Il haussa les épaules.
— Dépêchons-nous, dit-il.
Il jeta sa canadienne sur son dos et se dirigeait déjà vers la sortie lorsque la porte s’ouvrit brutalement. Quatre hommes entrèrent, revolver au point.
— Haut les mains, dit celui qui semblait le chef.
Je n’essayai même pas un geste de défense. Je me doutais bien que ces gars-là n’étaient pas venus ici pour enfiler des perles et qu’au moindre geste suspect ils m’abattraient comme un chien. Les autres clients, apparemment, avaient compris la même chose et tout le monde levait les pattes sans un mot.
Alors que l’instant d’avant la plupart des types braillaient à travers l’opaque nuage de fumée qui feutrait la pièce, un silence profond s’abattit sur l’assemblée.
Si jamais j’ai regretté d’avoir fait une blague à une fille, ce fut bien ce jour-là. Quel abruti ! Si j’étais venu simplement chercher Raphaël et qu’on ait mis les bouts ensemble, tout de suite, maintenant ces individus n’auraient arrêté que du menu fretin. Les trois Arabes qui trafiquaient du tabac dans le fond, par exemple, ou cette espèce de clochard qui dormait sur la table.
J’avais bien fait de lever les mains sans essayer de tirer mon feu que je n’aurais jamais eu le temps d’armer, car je vis que leurs manières d’agir étaient bien celles que j’avais supposées. En effet le clochard, précisément, fit un bond et essaya de franchir le barrage. Une détonation sèche, le pauvre bougre cria et tomba à terre, tout gémissant, aux pieds du gros type dont le revolver fumait encore.
Ce coup-ci j’y avais droit. J’étais bel et bien marron, enfoncé dans la mélasse par-dessus les oreilles.
Il n’y avait pas à se faire d’illusions, les pommes étaient cuites.
Chapitre 6
Je ne savais pas encore ce que ça pouvait bien être que ces gars. Je ne crois pas que la police française, même de Vichy, ait pu être aussi brutale. À mon avis, c’étaient des hommes de la Gestapo. Et alors quand ils allaient, en me fouillant, découvrir mon Colt sous mon aisselle, je me demandais ce qui allait se passer. Sûr et certain que je tâterais de la torture, de ces fameux matraquages à mort dont j’avais déjà entendu parler, sans oublier les petites fantaisies raffinées qu’on leur attribuait, à tort ou à raison.

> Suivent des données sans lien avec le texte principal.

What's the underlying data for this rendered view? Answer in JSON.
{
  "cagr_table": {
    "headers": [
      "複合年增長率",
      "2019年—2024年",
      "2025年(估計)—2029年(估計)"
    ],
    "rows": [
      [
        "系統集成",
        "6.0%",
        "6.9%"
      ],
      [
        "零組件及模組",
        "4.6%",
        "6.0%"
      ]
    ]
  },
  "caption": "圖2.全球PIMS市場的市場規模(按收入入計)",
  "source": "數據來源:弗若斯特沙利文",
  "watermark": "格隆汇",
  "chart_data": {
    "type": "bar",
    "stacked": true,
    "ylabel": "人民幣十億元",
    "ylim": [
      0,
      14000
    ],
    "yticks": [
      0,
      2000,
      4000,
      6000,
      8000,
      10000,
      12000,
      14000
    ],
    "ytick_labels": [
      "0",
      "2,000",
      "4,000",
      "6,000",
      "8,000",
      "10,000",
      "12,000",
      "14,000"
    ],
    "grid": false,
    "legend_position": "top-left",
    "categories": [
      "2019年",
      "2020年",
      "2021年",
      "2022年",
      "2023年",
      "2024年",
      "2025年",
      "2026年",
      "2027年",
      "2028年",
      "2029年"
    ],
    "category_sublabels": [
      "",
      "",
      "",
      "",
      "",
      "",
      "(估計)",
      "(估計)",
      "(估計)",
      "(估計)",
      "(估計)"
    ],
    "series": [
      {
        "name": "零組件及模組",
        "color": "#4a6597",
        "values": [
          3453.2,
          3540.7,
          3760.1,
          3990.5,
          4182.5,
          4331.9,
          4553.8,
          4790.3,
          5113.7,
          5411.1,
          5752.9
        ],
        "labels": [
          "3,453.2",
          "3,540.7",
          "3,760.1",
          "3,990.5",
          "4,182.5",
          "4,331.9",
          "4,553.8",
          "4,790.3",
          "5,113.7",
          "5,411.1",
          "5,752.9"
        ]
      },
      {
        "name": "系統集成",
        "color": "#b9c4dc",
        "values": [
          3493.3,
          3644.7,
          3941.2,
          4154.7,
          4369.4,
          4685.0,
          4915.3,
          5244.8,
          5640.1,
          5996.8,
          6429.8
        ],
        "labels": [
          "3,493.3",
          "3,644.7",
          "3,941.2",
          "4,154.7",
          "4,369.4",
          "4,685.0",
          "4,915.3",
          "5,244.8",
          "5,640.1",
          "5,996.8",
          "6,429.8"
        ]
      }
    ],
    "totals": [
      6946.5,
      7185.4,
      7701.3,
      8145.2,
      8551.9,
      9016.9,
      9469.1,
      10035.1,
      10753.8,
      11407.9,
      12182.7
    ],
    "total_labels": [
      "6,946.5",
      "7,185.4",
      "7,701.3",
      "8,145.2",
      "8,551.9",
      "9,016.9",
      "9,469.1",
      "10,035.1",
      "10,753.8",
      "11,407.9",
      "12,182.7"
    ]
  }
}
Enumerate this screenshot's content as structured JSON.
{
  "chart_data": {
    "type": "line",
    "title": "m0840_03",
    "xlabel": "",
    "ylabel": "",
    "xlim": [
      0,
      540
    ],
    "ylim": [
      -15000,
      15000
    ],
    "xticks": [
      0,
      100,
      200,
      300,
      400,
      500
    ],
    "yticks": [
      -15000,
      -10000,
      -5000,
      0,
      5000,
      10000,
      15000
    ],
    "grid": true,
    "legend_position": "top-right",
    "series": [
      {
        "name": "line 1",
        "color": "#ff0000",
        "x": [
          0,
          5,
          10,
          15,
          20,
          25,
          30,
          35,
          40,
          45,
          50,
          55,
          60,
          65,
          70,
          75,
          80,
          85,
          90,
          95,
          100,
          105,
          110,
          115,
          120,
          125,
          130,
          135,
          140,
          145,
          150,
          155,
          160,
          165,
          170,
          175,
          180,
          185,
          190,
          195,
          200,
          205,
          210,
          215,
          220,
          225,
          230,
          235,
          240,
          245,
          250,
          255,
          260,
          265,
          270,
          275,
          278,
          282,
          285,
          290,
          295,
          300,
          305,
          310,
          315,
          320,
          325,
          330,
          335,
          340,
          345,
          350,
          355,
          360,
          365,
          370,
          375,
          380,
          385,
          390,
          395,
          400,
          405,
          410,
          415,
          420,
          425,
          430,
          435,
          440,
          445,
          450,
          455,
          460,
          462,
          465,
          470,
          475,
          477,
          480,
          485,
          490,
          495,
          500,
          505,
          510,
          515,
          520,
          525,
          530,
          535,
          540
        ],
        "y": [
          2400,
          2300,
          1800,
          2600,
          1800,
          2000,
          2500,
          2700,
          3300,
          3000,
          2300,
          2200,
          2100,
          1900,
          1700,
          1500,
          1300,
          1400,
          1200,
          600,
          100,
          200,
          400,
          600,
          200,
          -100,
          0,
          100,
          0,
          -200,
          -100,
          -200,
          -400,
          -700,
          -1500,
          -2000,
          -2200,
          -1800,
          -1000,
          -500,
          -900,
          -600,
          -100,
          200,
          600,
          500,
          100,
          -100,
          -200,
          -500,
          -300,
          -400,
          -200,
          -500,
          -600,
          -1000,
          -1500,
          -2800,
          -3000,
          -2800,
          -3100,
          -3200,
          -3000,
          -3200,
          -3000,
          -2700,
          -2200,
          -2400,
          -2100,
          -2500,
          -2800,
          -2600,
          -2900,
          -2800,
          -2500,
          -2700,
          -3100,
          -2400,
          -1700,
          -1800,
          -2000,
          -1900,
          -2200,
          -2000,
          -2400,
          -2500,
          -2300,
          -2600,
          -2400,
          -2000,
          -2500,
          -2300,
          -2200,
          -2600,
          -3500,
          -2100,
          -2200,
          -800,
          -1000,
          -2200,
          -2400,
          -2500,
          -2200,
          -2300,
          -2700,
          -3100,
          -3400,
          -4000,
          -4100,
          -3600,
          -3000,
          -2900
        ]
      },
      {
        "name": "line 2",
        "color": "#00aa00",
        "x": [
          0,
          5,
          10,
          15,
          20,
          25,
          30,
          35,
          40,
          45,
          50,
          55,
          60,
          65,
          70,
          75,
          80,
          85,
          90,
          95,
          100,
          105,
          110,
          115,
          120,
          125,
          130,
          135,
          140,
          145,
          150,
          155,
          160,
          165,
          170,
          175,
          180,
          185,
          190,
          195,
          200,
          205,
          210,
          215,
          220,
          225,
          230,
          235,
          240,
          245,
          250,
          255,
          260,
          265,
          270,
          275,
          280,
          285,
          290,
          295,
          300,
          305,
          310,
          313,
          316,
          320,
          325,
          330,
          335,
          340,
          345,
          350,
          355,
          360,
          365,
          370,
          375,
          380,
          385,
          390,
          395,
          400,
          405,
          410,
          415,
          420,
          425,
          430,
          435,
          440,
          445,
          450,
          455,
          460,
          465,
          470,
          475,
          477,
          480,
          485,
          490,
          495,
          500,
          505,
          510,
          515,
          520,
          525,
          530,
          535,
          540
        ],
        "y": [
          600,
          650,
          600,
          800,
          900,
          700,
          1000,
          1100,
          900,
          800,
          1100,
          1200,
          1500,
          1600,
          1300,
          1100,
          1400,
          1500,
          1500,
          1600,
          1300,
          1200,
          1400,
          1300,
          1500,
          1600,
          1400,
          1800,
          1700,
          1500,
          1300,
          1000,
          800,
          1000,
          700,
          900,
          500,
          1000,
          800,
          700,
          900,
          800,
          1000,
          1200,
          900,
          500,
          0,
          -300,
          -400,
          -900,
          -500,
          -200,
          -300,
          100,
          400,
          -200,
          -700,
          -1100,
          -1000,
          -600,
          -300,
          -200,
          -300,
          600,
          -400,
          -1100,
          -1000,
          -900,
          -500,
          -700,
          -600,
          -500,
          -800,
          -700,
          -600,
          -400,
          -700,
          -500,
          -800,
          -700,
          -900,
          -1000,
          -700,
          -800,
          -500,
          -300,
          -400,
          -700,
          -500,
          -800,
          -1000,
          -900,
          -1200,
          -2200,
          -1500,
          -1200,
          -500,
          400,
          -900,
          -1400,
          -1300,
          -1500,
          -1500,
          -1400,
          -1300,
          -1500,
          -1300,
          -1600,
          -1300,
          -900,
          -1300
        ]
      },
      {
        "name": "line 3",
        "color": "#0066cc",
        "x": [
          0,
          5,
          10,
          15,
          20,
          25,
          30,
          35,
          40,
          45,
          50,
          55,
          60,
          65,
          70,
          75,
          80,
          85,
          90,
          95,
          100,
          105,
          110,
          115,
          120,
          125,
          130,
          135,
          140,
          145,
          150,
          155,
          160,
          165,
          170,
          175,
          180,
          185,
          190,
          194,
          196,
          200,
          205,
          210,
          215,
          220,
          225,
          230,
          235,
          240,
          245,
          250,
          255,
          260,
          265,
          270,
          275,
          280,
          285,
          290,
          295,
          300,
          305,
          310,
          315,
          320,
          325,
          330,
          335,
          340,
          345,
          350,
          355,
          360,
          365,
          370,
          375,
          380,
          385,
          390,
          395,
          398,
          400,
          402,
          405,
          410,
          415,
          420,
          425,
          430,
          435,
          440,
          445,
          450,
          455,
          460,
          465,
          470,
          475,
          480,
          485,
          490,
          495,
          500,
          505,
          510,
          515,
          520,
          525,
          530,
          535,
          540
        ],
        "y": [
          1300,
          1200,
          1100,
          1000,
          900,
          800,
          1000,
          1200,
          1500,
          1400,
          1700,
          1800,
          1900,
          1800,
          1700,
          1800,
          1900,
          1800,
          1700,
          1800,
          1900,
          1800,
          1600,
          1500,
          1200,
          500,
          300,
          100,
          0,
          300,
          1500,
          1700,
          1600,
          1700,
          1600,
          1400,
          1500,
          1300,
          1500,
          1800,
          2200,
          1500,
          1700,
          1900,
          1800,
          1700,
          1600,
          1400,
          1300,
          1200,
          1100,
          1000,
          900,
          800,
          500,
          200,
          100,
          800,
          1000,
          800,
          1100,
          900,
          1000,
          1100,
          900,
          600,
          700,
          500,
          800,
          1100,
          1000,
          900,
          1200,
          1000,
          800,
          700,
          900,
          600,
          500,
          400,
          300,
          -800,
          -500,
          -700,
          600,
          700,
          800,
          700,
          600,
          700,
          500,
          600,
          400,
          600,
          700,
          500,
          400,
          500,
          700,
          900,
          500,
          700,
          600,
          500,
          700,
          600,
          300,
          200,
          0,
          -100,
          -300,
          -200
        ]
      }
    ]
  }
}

— Allons-y, dit le chef. Sortez les uns après les autres et autant que possible sans baisser les mains, autrement ça ira mal.
Il n’avait pas besoin de le dire. Il suffisait de regarder, sur le sol à ses pieds, le clochard en train de crever pour être tout de suite fixé.
Raphaël tremblait.
— Qu’est-ce qu’on va faire ? chuchota-t-il.
— Rien, dis-je, on est marrons… et bien marrons. Ce qui m’ennuie, c’est que c’est ma faute. Si je n’avais pas voulu me venger de l’attitude un peu trop cavalière de ta sœur nous n’en serions pas là.
Voilà que je le tutoyais à présent. Il ne s’en formalisa pas et se mit lui-même au diapason. C’est vrai que dans la situation où on était, ce n’était pas la peine d’adopter les manières du faubourg Saint-Germain.